Carolina struck twice in the second and put the Bruins back on their heels – a very rare accomplishment indeed. Corvo sent a blast through traffic after a long period of sustained pressure in Boston’s zone.

Cullen added to the lead on the power play. Though he’s not the fastest skater on the PK, Chad LaRose outwitted the Boston defensemen and gained entry into the Bruins’ zone on the power play. Though his scoring attempt hit the side of the net, a heavily-covered LaRose sent the puck to Cullen, who was sneaking toward the net. Cullen whistled the shot past Thomas before the goaltender knew what was happening.

Staal was ridden by Zdeno “Tower of Power” Chara (I read it on NHL.com this morning, and I like it better than our “Jolly Yellow Giant” moniker) like a carousel pony all night, but Staal still managed to get free and notch two points. Claude Julien sent Chara over the boards every time Staal’s pinky toe touched the ice, and he delivered one nasty hit on the ‘Canes’ star that was replayed on the telecast time and time again. But by the end, Staal was easily giving him the slip. He scored an empty-netter for his sixth of the postseason.

And now, that ugly disallowed goal. With 0.2 seconds remaining in the second period (that number keeps cropping up…) Chad LaRose scored on Thomas top shelf. The puck barely made it under the crossbar and only briefly landed behind the goal line before it was swept out. However, the on-ice referee called “no goal,” and unless the review showed irrefutable evidence that it went over the goal line, the score would remain the same. Well, they didn’t find any, and even though it looked pretty obvious on the replay, the rules maintained they had to be sure. No goal.

(Did anyone else notice that LaRose appeared to be sucking his gloved thumb while they looked at the goal? That was a little weird.)

Hooray to the judges for looking at the non-goal for as long as they did and for sending it to Toronto for a second opinion, but boo on them for somehow still managing to make the wrong decision. Because the knucklehead on the ice called “no-goal,” the judges’ hands were tied. Thankfully, it didn’t matter.

The Bruins came out firing and Ward had to make an incredible chest save less than a minute in. But as soon as the ‘Canes got it out of the zone, Andrew Ferrence took a slashing penalty and it was all downhill for the Bruins from there.

Ward added what is perhaps the highlight of his highlight reel late in the third. Monuments and paintings should be commissioned in its honor.

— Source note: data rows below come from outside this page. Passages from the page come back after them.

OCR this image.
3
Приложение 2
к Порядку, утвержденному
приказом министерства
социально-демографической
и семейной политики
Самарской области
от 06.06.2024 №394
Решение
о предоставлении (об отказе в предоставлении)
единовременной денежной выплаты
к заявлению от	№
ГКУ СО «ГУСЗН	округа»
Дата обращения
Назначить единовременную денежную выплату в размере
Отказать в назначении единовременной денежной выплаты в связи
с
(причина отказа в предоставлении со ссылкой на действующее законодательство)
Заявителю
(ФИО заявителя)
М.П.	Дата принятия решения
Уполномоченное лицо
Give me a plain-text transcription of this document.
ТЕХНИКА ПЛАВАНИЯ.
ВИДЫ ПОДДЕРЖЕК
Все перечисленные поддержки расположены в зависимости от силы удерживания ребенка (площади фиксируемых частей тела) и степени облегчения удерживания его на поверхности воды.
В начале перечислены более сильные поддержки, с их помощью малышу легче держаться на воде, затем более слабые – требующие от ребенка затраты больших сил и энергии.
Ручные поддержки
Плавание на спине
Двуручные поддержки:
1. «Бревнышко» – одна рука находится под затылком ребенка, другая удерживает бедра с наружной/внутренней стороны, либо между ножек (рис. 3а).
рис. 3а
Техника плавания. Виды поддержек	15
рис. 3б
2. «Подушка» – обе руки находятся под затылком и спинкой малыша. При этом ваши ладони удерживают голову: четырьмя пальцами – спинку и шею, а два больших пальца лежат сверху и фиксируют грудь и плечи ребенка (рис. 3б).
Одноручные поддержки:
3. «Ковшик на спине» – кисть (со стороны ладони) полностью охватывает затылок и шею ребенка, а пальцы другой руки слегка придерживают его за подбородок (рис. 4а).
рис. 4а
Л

Michael Ryder, the Bruins’ leading playoff point-scorer, found himself in front of an empty net with players piled up in the crease. The Boston bench even leaped up in glee, prematurely assured of a goal. How Ward a.) found the shooter b.) was able to save the point-blank shot by flashing out his leg pad is completely beyond me. He was a superhero tonight.

What a win. The ‘Canes head back to the RBC Center with a series tie, when many pundits said this was the most likely series to result in a sweep (of the Boston variety, to be clear.) This was a promising, emotional win over a tough team.

Game 3 will be on Wednesday at 7:30. The ‘Canes took a stick and poked the Big, Bad Bruins in the eye; we’ll have to see how the heavily favored team reacts in Raleigh.